Overall, results suggest that Ottawa residents are looking for a mix of intensification and boundary expansion to ensure that affordable homes are available to the city’s growing population.


This survey was conducted using EKOS’ unique online research panel, Probit. Probit offers exhaustive coverage of the Canadian population (i.e., Internet, phone, cell phone), random recruitment (in other words, participants are recruited randomly; they do not opt themselves into the panel), and equal probability sampling. All panellists are recruited by telephone using random digit dialling and are confirmed by live interviewers. Unlike opt-in online panels, Probit supports margin of error estimates.

The field dates for this survey are April 15-23, 2020. In total, a random sample of 770 Ottawa residents aged 18 and over responded to the survey online. The margin of error associated with the total sample is +/- 3.5 percentage points, 19 times out of 20. The survey was conducted in both English and French.

Please note that the margin of error increases when the results are sub-divided (i.e., error margins for sub-groups such as region, gender, age, income, and education).
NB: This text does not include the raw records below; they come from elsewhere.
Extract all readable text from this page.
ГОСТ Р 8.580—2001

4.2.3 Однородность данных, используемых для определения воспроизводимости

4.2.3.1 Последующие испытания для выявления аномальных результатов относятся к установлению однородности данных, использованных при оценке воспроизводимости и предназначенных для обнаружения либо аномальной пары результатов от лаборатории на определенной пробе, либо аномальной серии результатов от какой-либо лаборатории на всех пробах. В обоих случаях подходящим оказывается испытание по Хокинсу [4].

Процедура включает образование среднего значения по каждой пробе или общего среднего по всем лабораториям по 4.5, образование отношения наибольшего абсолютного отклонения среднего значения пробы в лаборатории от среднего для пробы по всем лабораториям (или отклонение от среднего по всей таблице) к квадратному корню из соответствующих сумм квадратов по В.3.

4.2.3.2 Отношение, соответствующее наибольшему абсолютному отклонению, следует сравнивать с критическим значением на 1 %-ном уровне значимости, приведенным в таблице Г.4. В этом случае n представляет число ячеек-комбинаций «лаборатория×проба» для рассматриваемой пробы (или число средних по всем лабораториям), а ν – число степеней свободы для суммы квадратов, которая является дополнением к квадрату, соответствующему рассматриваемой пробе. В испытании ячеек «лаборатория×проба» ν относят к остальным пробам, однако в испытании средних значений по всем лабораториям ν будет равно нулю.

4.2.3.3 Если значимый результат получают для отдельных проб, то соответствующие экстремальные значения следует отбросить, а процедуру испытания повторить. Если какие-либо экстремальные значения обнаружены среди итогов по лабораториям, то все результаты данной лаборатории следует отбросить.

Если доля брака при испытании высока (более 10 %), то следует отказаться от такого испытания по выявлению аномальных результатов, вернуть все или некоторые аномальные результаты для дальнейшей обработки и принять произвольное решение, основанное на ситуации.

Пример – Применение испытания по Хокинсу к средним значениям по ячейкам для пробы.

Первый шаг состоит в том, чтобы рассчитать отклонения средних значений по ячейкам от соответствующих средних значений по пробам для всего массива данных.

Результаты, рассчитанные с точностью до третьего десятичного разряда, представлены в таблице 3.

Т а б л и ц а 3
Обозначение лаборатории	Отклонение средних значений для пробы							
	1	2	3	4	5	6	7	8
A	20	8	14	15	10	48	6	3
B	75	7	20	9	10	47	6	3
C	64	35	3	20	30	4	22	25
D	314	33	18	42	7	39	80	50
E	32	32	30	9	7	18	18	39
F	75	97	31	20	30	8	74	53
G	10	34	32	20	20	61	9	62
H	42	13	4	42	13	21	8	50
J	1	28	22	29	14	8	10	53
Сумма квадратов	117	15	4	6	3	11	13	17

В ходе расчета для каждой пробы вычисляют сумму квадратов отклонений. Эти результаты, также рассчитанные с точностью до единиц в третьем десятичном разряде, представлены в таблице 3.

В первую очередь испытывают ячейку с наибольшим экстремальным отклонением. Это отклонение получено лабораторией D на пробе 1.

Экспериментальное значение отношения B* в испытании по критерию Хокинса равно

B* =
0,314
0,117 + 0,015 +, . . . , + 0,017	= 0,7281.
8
All the data have been statistically weighted to ensure the sample’s composition reflects that of the actual population of Ottawa according to Census data.

This survey was commissioned by the Greater Ottawa Home Builders’ Association.
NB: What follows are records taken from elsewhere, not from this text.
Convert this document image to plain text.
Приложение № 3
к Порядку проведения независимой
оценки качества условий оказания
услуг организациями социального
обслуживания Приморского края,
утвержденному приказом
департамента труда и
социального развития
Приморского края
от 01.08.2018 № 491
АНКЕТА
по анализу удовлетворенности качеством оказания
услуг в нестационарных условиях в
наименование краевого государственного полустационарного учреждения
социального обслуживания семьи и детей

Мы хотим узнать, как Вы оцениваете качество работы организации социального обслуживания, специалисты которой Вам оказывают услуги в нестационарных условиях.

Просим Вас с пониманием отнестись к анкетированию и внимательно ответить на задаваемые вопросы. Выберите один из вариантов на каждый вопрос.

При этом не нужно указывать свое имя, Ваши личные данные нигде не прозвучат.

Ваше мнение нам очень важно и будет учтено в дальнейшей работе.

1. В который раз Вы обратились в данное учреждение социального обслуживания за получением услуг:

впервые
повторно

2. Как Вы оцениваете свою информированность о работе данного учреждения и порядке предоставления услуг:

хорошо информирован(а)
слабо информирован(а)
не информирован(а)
Please click here for a PDF copy of this article.

Please click here for a copy of the questionnaire that was used for this survey.
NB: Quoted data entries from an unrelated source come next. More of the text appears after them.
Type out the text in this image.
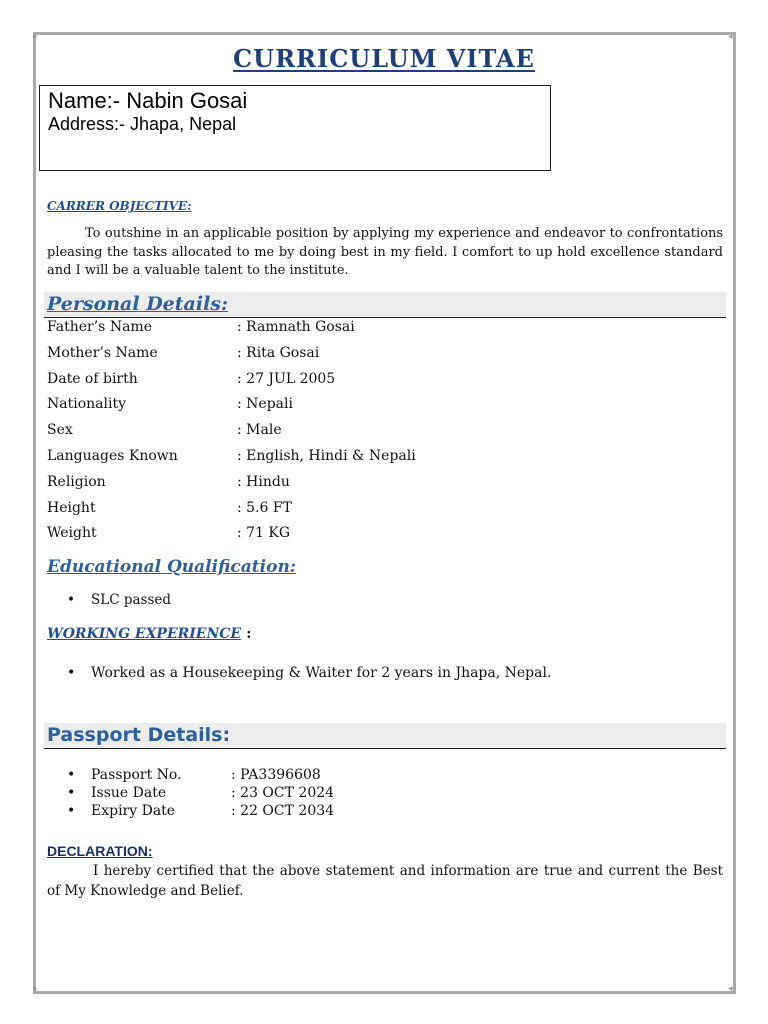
▸	◂
▸	◂
CURRICULUM VITAE
Name:- Nabin Gosai
Address:- Jhapa, Nepal
CARRER OBJECTIVE:
To outshine in an applicable position by applying my experience and endeavor to confrontations pleasing the tasks allocated to me by doing best in my field. I comfort to up hold excellence standard and I will be a valuable talent to the institute.
Personal Details:
Father’s Name	: Ramnath Gosai
Mother’s Name	: Rita Gosai
Date of birth	: 27 JUL 2005
Nationality	: Nepali
Sex	: Male
Languages Known	: English, Hindi & Nepali
Religion	: Hindu
Height	: 5.6 FT
Weight	: 71 KG
Educational Qualification:
• SLC passed
WORKING EXPERIENCE :
• Worked as a Housekeeping & Waiter for 2 years in Jhapa, Nepal.
Passport Details:
• Passport No.	: PA3396608
• Issue Date	: 23 OCT 2024
• Expiry Date	: 22 OCT 2034
DECLARATION:
I hereby certified that the above statement and information are true and current the Best of My Knowledge and Belief.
3 comments to Ottawans Looking for Mix of Intensification and Boundary Expansion to Ensure Housing Affordability

  • Erwin Dreessen

    Mr. Graves,
    How disappointing that asking whether respondents prefer “more tall buildings to avoid boundary expansion” met EKOS’ standards of objectivity. Putting the alternative this way agrees with GOHBA’s perspective but is not a fair expression of the alternatives. Please see Paul Johanis’ paper “We Can Do It” for proof, using the City’s own numbers, that the no-expansion option, in terms of intensification and specifically in terms of “more tall buildings,” is quite manageable and does not in any significant way mean “more tall buildings.”
    A classic case of a biased survey question. I had expected better of EKOS.

  • Jason Kania

    I am disappointed to see that that this survey is biased to such a degree. Your survey questions did not include anything about who should pay the costs for increasing the urban boundary. It is far more expensive to service low density housing than higher density dwellings meaning that city residents will be subsidizing the profits of home builders who build more low density housing requiring additional infrastructure.

    If you had asked these same residents who should pay the costs of new infrastructure, they would not likely have agreed to pay more than those living in newly constructed areas.

  • John Verbaas

    This survey fails to mention that the City of Ottawa currently has the capacity to build 66,000 new dwellings on existing vacant land as part of its current plan and further fails to distinguish that option from what is the current debate in the city which is about further increasing the size of that vacant land.

    As such it leads the interviewee on by not providing them with the full gamut of options that you require them to choose from in your questions.